Last February, a federal district judge in Washington rejected a detention challenge filed by Moath al-Alwi, who has been held at Guantánamo Bay since early 2002. Al-Alwi's lawyers argued that the fact that Obama in 2014 and 2015 announced that the US combat mission in Afghanistan was over meant that the government could no longer detain him. US District Judge Richard Leon wrote that he would defer to the executive branch's position that the US was still engaged in "active hostilities" against al-Qaeda, the Taliban, and their affiliates, regardless of what Obama had said.

Al-Alwi is appealing that decision, and is not part of the petition filed Thursday.

The latest challenge was filed in each of the 11 detainees' existing court cases, which are assigned to different judges. Azmy said it would be up to the court to decide whether the judges in those cases would separately consider the petitions, or whether a single judge would be assigned to handle them. The petition doesn't make detainee-specific arguments, aside from references to the fact that al-Bihani and Nasser had been cleared for release.
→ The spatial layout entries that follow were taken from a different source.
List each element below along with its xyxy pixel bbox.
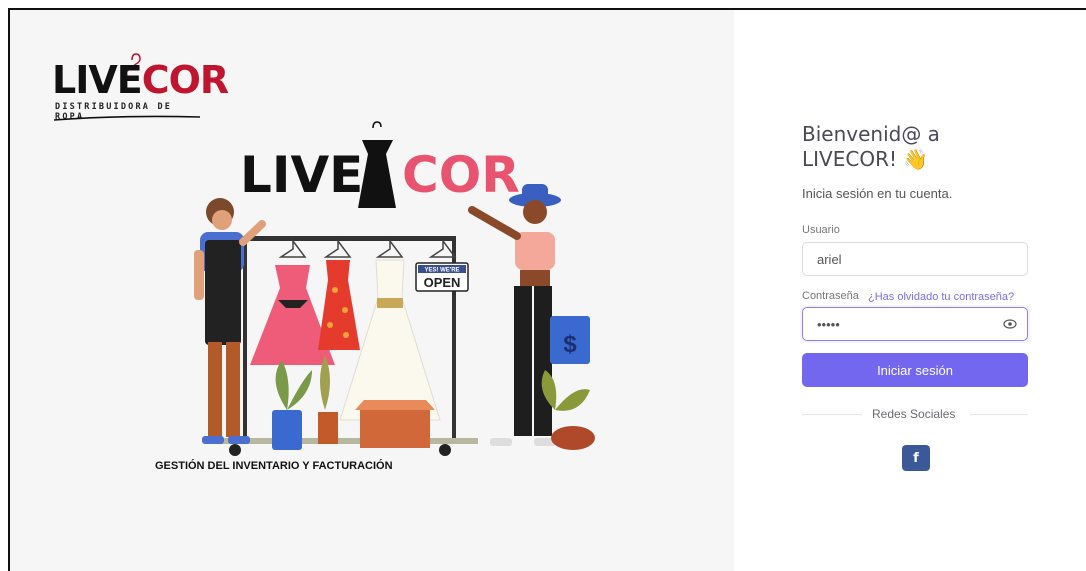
window-border [8, 8, 1086, 571]
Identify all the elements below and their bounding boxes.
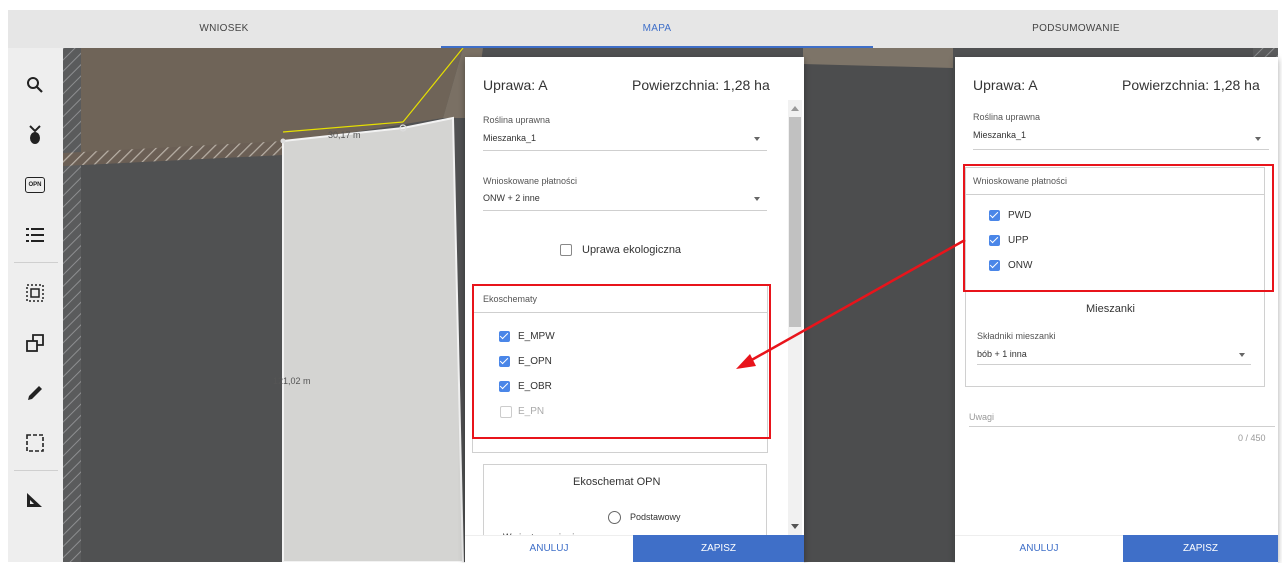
arrow-annotation — [736, 238, 966, 369]
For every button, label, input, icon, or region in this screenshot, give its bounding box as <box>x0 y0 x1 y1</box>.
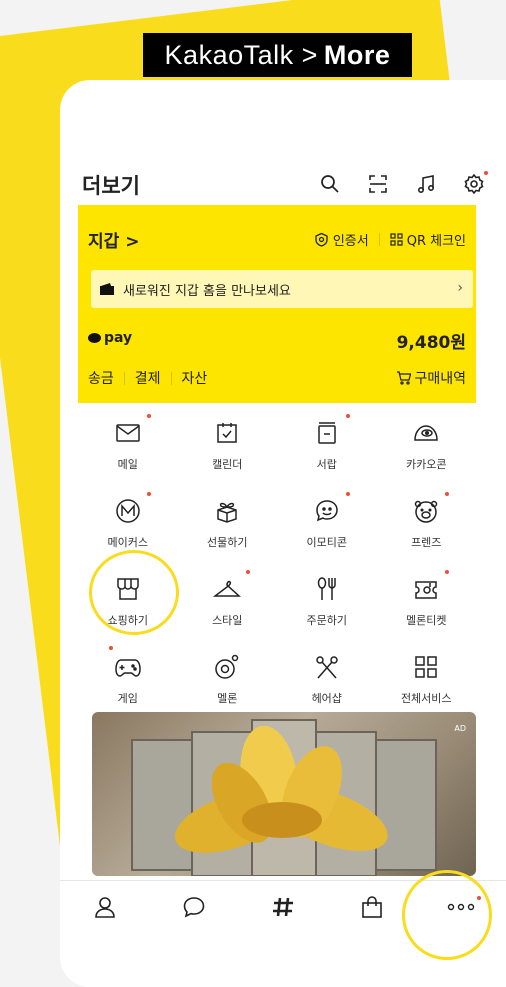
shopping-bag-icon <box>361 896 382 918</box>
tab-chats[interactable] <box>149 881 238 933</box>
kakaocon-icon <box>409 416 443 450</box>
service-gift[interactable]: 선물하기 <box>178 494 278 572</box>
mail-icon <box>111 414 151 450</box>
gift-icon <box>210 494 244 528</box>
wallet-icon <box>100 283 114 295</box>
service-label: 카카오콘 <box>406 458 447 471</box>
certificate-link[interactable]: 인증서 <box>314 230 369 249</box>
style-icon <box>210 570 251 606</box>
header: 더보기 <box>82 166 506 206</box>
wallet-title-link[interactable]: 지갑 > <box>88 227 139 252</box>
service-label: 서랍 <box>316 458 337 471</box>
service-emoticon[interactable]: 이모티콘 <box>277 492 377 572</box>
service-calendar[interactable]: 캘린더 <box>178 416 278 494</box>
game-icon <box>108 646 145 684</box>
music-icon[interactable] <box>412 170 440 198</box>
service-label: 헤어샵 <box>311 692 342 705</box>
tab-view[interactable] <box>238 881 327 933</box>
transfer-link[interactable]: 송금 <box>88 368 114 388</box>
purchase-history-link[interactable]: 구매내역 <box>396 368 466 388</box>
ad-badge: AD <box>454 724 466 733</box>
highlight-circle-more <box>402 870 492 960</box>
melon-ticket-icon <box>409 570 450 606</box>
service-label: 선물하기 <box>207 536 248 549</box>
settings-icon[interactable] <box>460 170 488 198</box>
order-icon <box>310 572 344 606</box>
emoticon-icon <box>310 492 350 528</box>
person-icon <box>94 897 115 918</box>
tab-friends[interactable] <box>60 881 149 933</box>
service-friends[interactable]: 프렌즈 <box>377 492 477 572</box>
banner-text: 새로워진 지갑 홈을 만나보세요 <box>123 283 291 299</box>
service-label: 전체서비스 <box>400 692 452 705</box>
pay-balance[interactable]: 9,480원 <box>397 328 466 353</box>
caption-label: KakaoTalk > More <box>143 33 412 77</box>
service-label: 스타일 <box>212 614 243 627</box>
cart-icon <box>397 371 412 385</box>
makers-icon <box>111 492 151 528</box>
friends-icon <box>409 492 450 528</box>
service-style[interactable]: 스타일 <box>178 570 278 650</box>
qr-checkin-link[interactable]: QR 체크인 <box>390 230 466 249</box>
service-label: 캘린더 <box>212 458 243 471</box>
ad-banner[interactable]: AD <box>92 712 476 876</box>
service-mail[interactable]: 메일 <box>78 414 178 494</box>
service-label: 프렌즈 <box>411 536 442 549</box>
service-label: 이모티콘 <box>306 536 347 549</box>
wallet-banner[interactable]: 새로워진 지갑 홈을 만나보세요 › <box>91 270 473 308</box>
service-label: 멜론 <box>217 692 238 705</box>
kakaopay-logo: pay <box>88 330 132 346</box>
service-label: 메이커스 <box>107 536 148 549</box>
service-label: 멜론티켓 <box>406 614 447 627</box>
service-kakaocon[interactable]: 카카오콘 <box>377 416 477 494</box>
highlight-circle-shopping <box>89 550 179 635</box>
scan-icon[interactable] <box>364 170 392 198</box>
drawer-icon <box>310 414 350 450</box>
chevron-right-icon: › <box>457 280 463 296</box>
all-services-icon <box>409 650 443 684</box>
shield-icon <box>315 232 328 247</box>
chat-bubble-icon <box>183 897 204 918</box>
qr-icon <box>390 233 403 246</box>
ad-image <box>131 719 437 876</box>
page-title: 더보기 <box>82 174 140 198</box>
service-melon-ticket[interactable]: 멜론티켓 <box>377 570 477 650</box>
calendar-icon <box>210 416 244 450</box>
service-label: 주문하기 <box>306 614 347 627</box>
service-label: 게임 <box>117 692 138 705</box>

"I think as we’ve seen in other circumstances, like the Muslim ban or the transgender military ban, courts are recognizing that this president isn’t acting with lawful discretion, he’s acting out of hubris, animus, misinformation," Azmy said. "When rights are at stake, we’re hopeful the court will tolerate that less than they have before, and a time will finally come when they become meaningfully involved in these detentions again."

UPDATE

Updated with comment from a Justice Department spokeswoman.

UPDATE

Updated with comment from a National Security Council spokesperson.